The sleep cycle of a baby is very different than that of an adult. A baby sleeps in cycles of about 45 minutes, that keep recurring. With a grown-up such a cycle is about twice as long, about 90 minutes. During those 45 minutes, the baby goes through 3 types of sleep. The light sleep, the deep sleep and the dream sleep. These will follow each other up. Especially during the light sleep, your child will wake up very easily.

LIGHT SLEEP
This is the transition between being awake and sleeping, followed by the start of the real sleep.

DEEP SLEEP
Your little one’s breathing will become even and he will fall into a deep sleep.

DREAM SLEEP
During this phase your baby will undergo the REM sleep. REM stands for Rapid Eye Movement. In these cases your baby’s eyes are often moving rapidly, and the brain is active. Grown-ups spend about a quarter of their sleep time in this phase. With babies this is about 50% more. Especially during the REM sleep, all the impressions of the daytime are processed.

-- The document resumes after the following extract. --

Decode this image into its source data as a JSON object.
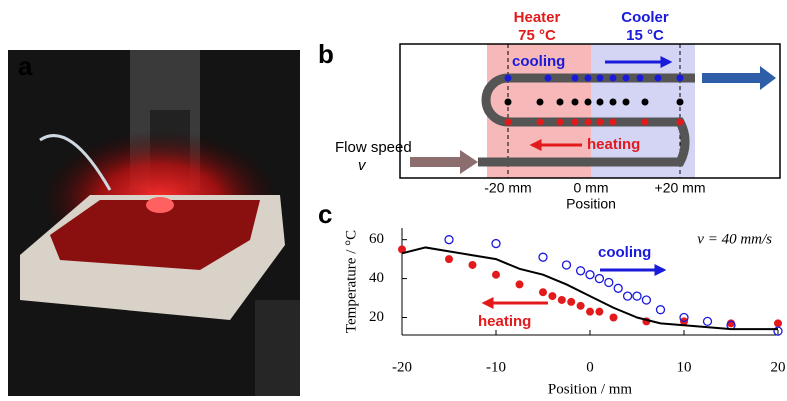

The division between deep and light sleep starts evenly. As your baby gets older, the deep sleep will be longer in relation to the light sleep. Your little one will sleep deeper and longer, because he spends less time in the light sleep phase while going through all the cycles. And so there is less chance of your child startling awake from a light sleep!

When you are sleeping at night, you go through the sleep cycle a couple of times. With most grown-ups, this is 4 or 5 times. Babies can’t always connect these different stages yet, causing them to sometimes be awake between cycles.

I walked around with her in my arms for hours, to cradle her to sleep. And still she kept startling awake.

Waking up

During the light sleep times, there is the most chance that your baby will wake up. Because the cycles follow each other up, the light sleep keeps coming back. As your child gets older, the cycle are longer and your child will go through the light sleep less often.

If your baby is cold, or if there’s commotion in the house, your baby will easily startle awake during the light sleep. But he won’t be properly rested yet! This usually takes at least two sleep periods, so about an hour and a half. Tucking him in warmly, whispering sweet words or putting your hands on his tummy can help your baby fall asleep again.

Make sure that your child is always sleeping peacefully and comfortably. If he wakes up because he’s cold or because of shock reactions, it’s easy to solve this. A sleeping bag will help your child stay sufficiently warm. When your child is bothered by unrest in his little body, use a Piep of Mini swaddling sleeping bag. His otherwise flailing arms will stay in the snug cocoon, and can no longer wake him up. If he gets enough sleep, he will be able to process all the impressions, and your baby will wake up rested and content.

Every time it got colder, he seemed to sleep less peacefully. We started using a sleeping bag, and noticed the difference right away!